The idiom was largely defined by John Philip Sousa, who wrote 136 marches and conducted the U.S. Marine Band for a number of years in the late 19th century.

Military marches are typically in 2/4 time and are driven by traditional marching snare drum beats. This is a big part of what makes them "rousing," as both characteristics encourage those who hear it to get on their feet and march. The tempo also usually matches this (q = 110-120). Marches are composed in all different keys (though some keys, like Eb, Bb, and F are more comfortable for inexperienced bands).

If you want to train your ear for this style of music, just head on over to YouTube and type in John Philip Sousa. You'll get dozens of recordings of many of his pieces sharing similar characteristics.

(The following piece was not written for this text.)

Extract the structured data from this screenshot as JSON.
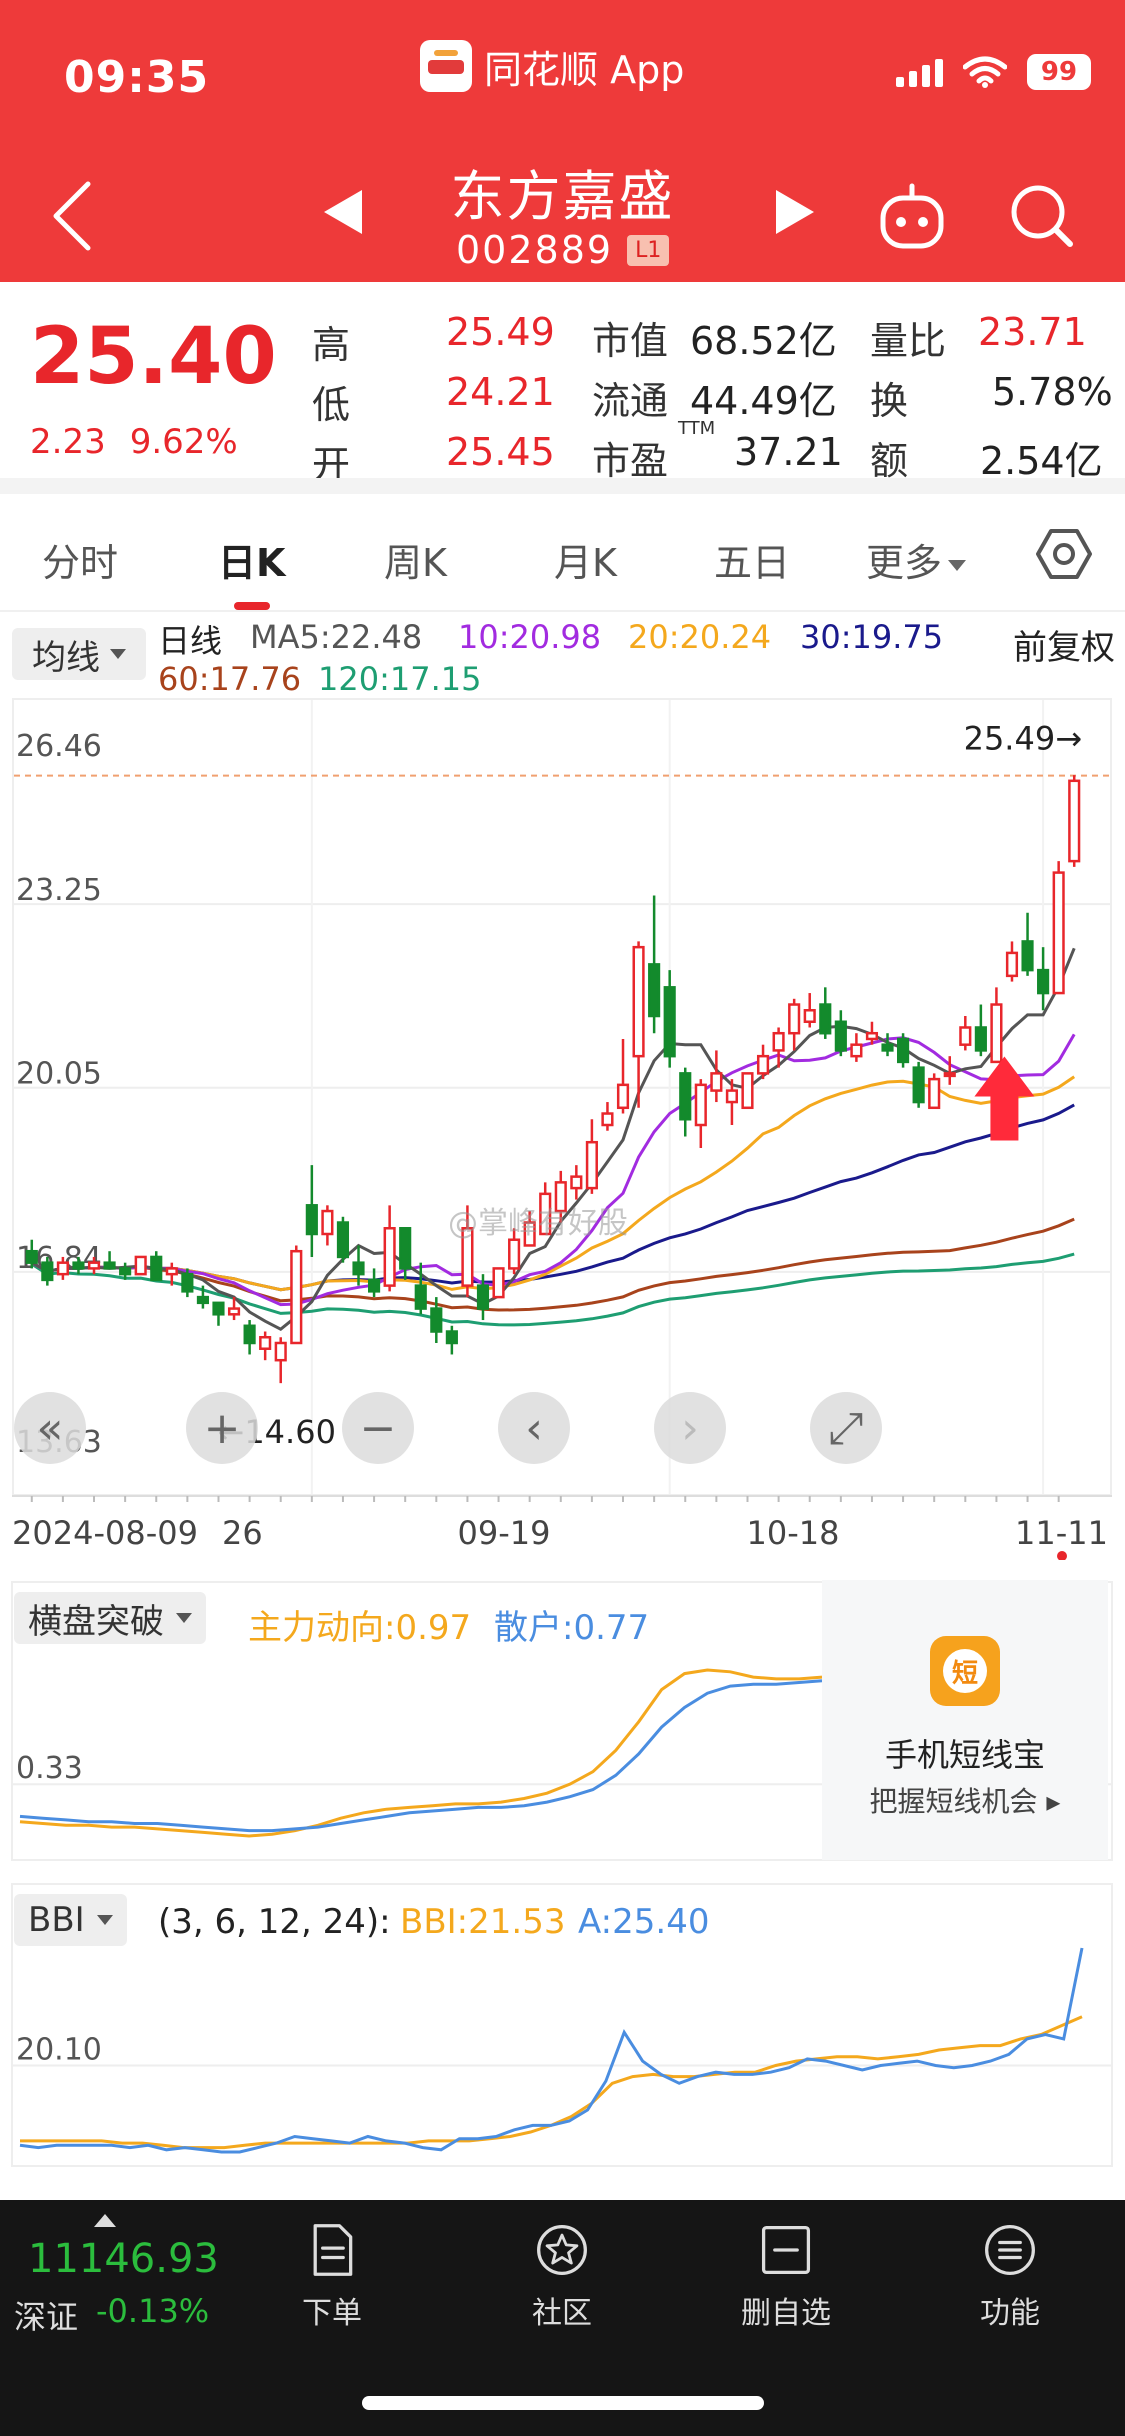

You mentioned the trombone section--Sousa typically uses them to lead the low brass/low reed sections in countermelodies or B strains. Brass writing is typically very "fanfarish," making use of ideas you would hear from a bugle call. (A natural horn's harmonic series.)

Ensemble writing rarely increases beyond three parts (melody, countermelody, bass). A military march is typically also composed in some sort of A-B-A form, starting in major, material like a trio or "dogfight" in the middle, and then back to the opening theme for a major ending.

The "dogfight" is a typically very exciting section. In "The Stars and Stripes Forever," it is in a minor key and led by the trombones. There are a few rhythmic patterns that are quite common in upbeat marches. If you want to become familiar with them, I would again encourage you to seek out and study some recordings of Sousa marches and/or find some detailed analyses written about them. "The Stars and Stripes Forever" is widely considered one of Sousa's best works, and would be well worth a listen or two.